Work is always more enjoyable and productive when staff engagement is high, but for this, employee wellbeing is important. Sadly, in 2022, a burnout study found that employee burnout has risen by 5% in the last twelve months, indicating a drop in employee wellbeing. What’s more, over 17 million working days were lost in the UK from 2021 to 2022 due to work-related stress, anxiety and depression.
With this in mind, it becomes essential for employers to do all they can to improve wellbeing at work to improve employee health and wellness and increase workplace resilience.
What is employee wellbeing?
Employee wellbeing supports employees’ health and safety, promoting physical, mental and emotional health and wellness while creating a safe, supportive work environment. Due to the individual experience of wellbeing, it can look different in every organisation but always requires a holistic approach.
When employee wellbeing is prioritised, organisations report higher employee retention rates, increased morale and motivation, improved health scores and increased productivity.
Why employee wellbeing should be a top priority
A supported employee who feels safe in their workplace is more likely to perform better. When employers prioritise employee wellbeing, they’re helping to ensure employees are better able to manage their health and wellness. This means they’re less likely to suffer work-related stress, fatigue or burnout. When employees are healthy, energised and feel well, they are better able to bring their A-game to work, increasing work performance.
All employees want to feel like they matter to their organisation. Prioritising individuals in an organisation through wellbeing initiatives can help organisations show that they care about the individual.
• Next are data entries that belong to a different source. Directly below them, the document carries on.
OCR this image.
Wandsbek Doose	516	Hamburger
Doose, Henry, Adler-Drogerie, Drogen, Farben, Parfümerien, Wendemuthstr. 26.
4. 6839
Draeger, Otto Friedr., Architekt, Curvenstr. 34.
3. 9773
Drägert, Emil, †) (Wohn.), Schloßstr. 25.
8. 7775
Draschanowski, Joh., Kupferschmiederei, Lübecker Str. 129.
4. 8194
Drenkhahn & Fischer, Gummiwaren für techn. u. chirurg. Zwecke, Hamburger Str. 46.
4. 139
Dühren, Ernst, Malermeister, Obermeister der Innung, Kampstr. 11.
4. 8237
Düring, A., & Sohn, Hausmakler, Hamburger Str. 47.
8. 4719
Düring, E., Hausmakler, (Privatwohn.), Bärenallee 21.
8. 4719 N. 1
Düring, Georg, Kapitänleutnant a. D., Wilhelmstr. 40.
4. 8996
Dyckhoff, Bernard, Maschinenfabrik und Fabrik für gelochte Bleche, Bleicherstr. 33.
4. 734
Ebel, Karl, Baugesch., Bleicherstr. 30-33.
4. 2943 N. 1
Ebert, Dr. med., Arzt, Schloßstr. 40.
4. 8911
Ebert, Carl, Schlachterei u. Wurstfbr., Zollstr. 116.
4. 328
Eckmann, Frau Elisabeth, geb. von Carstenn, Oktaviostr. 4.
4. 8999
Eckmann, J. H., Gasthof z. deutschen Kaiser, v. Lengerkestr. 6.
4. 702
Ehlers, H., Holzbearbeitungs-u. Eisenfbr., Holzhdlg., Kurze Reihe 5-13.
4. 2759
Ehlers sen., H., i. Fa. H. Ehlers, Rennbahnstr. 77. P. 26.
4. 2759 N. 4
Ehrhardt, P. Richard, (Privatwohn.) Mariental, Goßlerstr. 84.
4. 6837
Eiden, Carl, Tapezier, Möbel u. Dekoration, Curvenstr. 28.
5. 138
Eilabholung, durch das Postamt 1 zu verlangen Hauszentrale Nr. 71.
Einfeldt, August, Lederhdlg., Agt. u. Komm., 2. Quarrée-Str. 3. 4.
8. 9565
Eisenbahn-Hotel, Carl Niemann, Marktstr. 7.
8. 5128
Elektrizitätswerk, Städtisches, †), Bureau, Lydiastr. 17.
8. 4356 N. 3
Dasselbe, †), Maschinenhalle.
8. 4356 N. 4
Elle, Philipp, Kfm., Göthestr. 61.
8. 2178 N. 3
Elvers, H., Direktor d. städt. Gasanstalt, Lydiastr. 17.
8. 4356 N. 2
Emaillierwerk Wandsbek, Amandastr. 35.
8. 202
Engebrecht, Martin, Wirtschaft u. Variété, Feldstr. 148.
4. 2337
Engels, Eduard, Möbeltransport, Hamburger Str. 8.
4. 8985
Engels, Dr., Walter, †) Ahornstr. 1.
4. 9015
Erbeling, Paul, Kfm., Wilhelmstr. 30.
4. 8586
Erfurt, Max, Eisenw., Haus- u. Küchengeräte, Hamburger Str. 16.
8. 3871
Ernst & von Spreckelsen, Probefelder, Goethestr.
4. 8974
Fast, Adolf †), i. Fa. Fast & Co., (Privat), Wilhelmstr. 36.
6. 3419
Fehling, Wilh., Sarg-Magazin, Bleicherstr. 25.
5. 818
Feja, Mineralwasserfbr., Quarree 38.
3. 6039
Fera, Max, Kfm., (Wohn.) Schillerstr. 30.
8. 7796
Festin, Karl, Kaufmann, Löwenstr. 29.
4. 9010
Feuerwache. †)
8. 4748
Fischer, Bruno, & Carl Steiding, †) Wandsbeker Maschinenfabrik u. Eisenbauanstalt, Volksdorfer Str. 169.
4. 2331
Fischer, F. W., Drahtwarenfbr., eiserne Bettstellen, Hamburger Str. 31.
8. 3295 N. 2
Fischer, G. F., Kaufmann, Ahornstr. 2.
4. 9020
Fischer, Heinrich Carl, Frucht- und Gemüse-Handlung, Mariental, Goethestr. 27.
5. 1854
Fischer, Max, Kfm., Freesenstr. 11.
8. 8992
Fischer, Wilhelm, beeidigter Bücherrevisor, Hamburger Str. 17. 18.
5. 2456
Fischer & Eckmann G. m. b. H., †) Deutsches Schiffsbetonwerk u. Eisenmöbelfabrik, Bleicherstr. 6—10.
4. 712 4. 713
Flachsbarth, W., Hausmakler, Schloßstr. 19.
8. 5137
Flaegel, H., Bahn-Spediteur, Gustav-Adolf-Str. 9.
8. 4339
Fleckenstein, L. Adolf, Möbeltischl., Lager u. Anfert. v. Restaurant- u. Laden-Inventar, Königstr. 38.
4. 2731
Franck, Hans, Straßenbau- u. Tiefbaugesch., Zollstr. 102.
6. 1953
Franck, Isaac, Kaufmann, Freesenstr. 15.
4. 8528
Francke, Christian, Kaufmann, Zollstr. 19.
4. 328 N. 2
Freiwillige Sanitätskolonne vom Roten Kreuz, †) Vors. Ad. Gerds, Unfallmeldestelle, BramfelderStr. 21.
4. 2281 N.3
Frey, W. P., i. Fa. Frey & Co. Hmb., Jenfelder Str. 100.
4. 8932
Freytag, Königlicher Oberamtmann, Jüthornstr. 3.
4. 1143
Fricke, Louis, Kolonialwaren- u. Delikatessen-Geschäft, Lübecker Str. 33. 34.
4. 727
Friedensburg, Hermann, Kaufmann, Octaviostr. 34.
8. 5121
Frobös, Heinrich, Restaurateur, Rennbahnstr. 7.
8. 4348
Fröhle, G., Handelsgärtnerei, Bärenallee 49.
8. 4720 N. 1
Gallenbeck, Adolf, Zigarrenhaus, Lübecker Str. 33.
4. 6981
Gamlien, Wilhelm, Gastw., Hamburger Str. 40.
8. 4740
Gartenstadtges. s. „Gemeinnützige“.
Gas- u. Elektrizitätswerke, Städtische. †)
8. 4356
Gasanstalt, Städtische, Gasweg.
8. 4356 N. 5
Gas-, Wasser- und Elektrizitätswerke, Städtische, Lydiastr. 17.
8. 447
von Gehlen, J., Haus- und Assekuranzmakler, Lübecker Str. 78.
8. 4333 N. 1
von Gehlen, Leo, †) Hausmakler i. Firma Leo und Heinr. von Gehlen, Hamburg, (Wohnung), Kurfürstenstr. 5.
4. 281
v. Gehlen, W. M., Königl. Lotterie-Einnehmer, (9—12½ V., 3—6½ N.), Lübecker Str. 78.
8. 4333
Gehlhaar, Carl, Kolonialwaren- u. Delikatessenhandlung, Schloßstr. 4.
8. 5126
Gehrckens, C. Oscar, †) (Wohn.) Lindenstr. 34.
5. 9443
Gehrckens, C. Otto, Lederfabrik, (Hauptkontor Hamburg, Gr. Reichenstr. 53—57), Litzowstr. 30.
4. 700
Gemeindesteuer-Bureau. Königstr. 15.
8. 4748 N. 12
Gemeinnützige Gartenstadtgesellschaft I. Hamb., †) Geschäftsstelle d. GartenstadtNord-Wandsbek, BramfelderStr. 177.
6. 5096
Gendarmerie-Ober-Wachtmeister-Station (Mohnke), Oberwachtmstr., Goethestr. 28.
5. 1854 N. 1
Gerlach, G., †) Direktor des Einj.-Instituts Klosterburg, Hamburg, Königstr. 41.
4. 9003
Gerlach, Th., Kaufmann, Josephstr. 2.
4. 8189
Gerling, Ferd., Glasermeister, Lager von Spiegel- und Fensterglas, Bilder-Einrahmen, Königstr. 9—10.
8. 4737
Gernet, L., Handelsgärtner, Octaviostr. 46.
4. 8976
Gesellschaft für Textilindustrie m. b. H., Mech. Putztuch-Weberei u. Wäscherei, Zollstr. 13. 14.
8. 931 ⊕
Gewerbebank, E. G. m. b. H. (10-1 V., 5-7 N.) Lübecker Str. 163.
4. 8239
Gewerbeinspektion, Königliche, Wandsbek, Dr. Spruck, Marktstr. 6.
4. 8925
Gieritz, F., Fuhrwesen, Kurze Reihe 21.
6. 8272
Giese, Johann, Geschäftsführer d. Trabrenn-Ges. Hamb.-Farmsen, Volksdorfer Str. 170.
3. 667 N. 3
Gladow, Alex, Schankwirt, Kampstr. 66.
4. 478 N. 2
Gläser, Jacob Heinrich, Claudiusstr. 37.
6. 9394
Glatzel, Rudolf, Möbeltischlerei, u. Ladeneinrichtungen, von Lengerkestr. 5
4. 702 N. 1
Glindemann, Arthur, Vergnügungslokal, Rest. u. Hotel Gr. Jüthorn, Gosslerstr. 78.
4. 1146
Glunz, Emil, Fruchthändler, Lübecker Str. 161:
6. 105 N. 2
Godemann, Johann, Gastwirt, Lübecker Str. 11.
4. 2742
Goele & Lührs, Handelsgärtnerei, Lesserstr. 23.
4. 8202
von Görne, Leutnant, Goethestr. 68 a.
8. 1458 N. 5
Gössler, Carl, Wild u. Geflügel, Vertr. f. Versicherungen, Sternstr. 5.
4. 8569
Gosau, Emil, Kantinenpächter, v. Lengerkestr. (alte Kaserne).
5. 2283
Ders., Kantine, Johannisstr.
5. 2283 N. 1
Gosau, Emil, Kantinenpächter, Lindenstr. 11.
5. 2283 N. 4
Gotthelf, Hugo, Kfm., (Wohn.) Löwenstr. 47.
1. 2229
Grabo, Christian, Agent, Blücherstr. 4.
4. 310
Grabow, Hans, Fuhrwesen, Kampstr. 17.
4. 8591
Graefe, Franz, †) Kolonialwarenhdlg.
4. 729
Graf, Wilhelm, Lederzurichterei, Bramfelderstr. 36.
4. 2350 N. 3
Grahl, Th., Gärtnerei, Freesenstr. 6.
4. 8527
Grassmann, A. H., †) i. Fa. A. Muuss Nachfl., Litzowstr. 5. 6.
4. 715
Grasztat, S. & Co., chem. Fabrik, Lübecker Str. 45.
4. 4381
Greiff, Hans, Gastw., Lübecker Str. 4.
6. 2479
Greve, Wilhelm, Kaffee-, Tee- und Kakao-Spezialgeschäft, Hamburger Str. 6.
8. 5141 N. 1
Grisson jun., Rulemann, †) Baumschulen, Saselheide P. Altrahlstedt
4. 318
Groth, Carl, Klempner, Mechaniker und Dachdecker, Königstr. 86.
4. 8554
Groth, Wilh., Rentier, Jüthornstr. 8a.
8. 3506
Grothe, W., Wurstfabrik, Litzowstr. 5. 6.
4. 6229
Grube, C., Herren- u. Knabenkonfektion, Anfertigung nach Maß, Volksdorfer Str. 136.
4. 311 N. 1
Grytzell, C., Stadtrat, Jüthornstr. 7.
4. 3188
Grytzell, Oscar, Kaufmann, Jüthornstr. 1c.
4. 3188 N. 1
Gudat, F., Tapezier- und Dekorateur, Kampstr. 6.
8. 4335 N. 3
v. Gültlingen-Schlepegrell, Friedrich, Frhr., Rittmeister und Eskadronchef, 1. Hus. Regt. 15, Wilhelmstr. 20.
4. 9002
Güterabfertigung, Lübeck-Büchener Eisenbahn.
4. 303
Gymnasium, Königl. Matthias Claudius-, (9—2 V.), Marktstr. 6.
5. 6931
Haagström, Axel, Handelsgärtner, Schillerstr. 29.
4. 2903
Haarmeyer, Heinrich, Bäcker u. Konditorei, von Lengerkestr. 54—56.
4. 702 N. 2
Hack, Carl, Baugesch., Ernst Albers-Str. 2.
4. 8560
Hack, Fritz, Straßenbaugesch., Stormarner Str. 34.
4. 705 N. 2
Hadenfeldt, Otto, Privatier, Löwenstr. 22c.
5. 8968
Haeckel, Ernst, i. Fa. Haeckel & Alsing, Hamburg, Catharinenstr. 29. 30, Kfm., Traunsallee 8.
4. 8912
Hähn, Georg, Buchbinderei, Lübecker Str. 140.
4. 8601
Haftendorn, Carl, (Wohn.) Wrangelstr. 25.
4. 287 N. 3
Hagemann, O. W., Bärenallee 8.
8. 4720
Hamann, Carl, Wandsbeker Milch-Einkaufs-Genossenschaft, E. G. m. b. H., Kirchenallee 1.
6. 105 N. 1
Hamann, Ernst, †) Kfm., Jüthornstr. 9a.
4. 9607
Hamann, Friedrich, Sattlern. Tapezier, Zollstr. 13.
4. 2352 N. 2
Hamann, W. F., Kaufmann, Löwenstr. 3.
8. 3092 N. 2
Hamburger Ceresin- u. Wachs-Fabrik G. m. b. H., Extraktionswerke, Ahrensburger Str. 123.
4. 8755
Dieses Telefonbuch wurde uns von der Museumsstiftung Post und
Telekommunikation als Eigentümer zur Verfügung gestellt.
When employees feel like they matter, they’re more likely to be invested in the organisation’s mission. This increases employee loyalty, which can turn into brand ambassadors and promoters. It also increases engagement and retention, which can cause a positive ripple effect across an organisation.
Reduced absence costs
Staff absence can be costly for businesses, including covering their pay, additional resources required, lost productivity, and potential administrative costs. However, by adopting health surveillance and wellbeing support programs, it is possible to reduce the healthcare and absence cost employers face.
While wellbeing is an investment, there is usually a positive return on investment with reduced absence and healthier, happier employees. Wellbeing initiatives such as health surveillance are likely to deliver more benefits than costs.
Fostering a great workplace culture
For leaders looking to create a productive and healthy workplace environment, prioritising workplace wellbeing is essential. From offering health surveillance to detect ill health earlier to offering strategies such as mental health support, feedback mechanisms and flexible working arrangements can all enhance workplace wellbeing and deliver greater engagement, productivity and employee retention for a bright business future.